No words were exchanged, but in that moment as she continued to grip his hand, he felt something. It was something that he had not felt from his mother for as long as he could remember, although he did recall moments of affection when he was very small, he supposed. He was about six years old when he was hospitalised with whooping cough, his mother torturing herself for missing his vaccination. She had been there every time he opened his eyes after sleeping, and there were hugs. He remembered the hugs.

He was suddenly blindsided by a surge of love. Maybe his mother was merely demonstrating a desperate attempt to cling to life, holding on to his hand like that, but he liked to think there was some remorse there. Or at least regret. Maybe even some love. If he believed that, then he could move forward.

‘You okay?’ asked Lynn softly, and he nodded, not trusting himself to speak.

They sat, hands entwined as her breathing became shallow and Lynn held on to her other hand.

When she finally slipped away, Mark felt something he could not quite explain, but at once he felt a little lighter. Was it forgiveness? Some sort of spiritual awakening maybe? Whatever it was, Mark suddenly felt at peace. He hadn’t even realised he was carrying anything inside of him, until the stress left his body like a river bursting its banks and flooding the nearby streets.

His mother had slipped away quietly on a bright Monday afternoon, whilst the world kept moving around them.

His final goodbye to his mother had not been as traumatic as he had feared.
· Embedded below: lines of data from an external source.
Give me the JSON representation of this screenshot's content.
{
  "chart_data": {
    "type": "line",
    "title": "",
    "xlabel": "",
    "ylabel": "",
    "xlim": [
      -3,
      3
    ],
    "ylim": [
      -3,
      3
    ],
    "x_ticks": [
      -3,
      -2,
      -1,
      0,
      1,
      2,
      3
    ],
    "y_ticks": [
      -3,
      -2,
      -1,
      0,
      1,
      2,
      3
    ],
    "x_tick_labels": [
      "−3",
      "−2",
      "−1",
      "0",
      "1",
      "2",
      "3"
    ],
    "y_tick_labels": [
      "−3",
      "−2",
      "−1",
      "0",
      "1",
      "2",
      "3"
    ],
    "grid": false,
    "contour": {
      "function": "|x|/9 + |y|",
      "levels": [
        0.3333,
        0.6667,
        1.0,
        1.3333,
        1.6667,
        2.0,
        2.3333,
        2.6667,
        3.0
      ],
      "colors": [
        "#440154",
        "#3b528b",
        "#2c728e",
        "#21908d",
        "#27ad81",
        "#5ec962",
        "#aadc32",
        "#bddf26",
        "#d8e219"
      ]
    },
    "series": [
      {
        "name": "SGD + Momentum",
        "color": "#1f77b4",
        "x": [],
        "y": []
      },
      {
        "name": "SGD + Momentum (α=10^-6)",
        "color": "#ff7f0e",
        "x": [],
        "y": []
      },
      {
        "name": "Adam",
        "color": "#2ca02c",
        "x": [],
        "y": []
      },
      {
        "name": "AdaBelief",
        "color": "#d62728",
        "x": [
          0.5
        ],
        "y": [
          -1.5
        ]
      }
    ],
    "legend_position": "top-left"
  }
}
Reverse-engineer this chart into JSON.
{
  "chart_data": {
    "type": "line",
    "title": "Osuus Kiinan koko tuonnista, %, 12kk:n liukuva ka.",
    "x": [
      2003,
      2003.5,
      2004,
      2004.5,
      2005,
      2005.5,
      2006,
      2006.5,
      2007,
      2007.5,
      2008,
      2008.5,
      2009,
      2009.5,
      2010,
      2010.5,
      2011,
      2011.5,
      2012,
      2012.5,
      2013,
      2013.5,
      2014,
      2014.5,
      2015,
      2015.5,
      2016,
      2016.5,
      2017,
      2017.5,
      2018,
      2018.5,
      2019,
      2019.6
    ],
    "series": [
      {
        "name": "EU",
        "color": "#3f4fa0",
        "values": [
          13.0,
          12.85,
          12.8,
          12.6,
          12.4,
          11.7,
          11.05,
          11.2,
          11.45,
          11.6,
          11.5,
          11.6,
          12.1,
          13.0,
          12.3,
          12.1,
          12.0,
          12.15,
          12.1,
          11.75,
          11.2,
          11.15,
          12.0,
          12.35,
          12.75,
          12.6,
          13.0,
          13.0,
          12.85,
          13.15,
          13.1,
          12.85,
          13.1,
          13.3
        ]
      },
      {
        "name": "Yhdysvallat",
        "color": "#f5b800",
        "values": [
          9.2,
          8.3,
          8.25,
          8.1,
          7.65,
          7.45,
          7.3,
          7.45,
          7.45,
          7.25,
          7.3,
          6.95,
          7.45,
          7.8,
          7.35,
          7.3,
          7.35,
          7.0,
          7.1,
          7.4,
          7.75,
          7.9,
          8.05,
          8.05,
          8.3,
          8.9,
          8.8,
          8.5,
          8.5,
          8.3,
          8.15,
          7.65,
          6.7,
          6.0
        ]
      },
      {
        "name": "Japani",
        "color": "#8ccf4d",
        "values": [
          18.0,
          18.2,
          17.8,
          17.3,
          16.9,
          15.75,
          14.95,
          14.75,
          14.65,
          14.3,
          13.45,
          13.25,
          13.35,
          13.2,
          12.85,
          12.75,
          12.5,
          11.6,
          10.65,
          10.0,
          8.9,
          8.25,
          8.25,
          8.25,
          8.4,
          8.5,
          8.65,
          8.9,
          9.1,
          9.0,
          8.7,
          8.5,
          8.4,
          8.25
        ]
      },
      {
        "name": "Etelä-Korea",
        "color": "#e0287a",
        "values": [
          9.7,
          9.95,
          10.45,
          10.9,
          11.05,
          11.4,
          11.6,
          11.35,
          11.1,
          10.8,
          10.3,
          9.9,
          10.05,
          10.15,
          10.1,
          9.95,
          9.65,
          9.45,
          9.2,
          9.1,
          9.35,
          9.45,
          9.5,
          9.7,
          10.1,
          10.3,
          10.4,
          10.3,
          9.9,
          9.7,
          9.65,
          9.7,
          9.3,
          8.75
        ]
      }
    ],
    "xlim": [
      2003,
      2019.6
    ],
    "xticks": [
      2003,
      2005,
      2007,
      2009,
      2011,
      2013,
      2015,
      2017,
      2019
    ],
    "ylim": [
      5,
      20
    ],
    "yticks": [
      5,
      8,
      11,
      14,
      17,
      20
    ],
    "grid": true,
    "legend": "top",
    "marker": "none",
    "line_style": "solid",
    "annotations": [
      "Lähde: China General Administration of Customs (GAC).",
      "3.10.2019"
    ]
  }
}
He hoped she would rest in peace.

He thought of a scripture then relating to death. He could not recite it exactly, but it was something about finding peace as we slip away. He was starting to think of Alice as family too,especially after this. He wanted to be there for her, his neighbour – also, his new friends, his sister and nephew.

So, later, when they had dealt with the formalities at the hospital, and Mark felt like losing himself out on the water in his boat, he thought better of it. His sister needed him now.

‘Fancy a drink?’ asked Mark as he gestured to a pub across the road.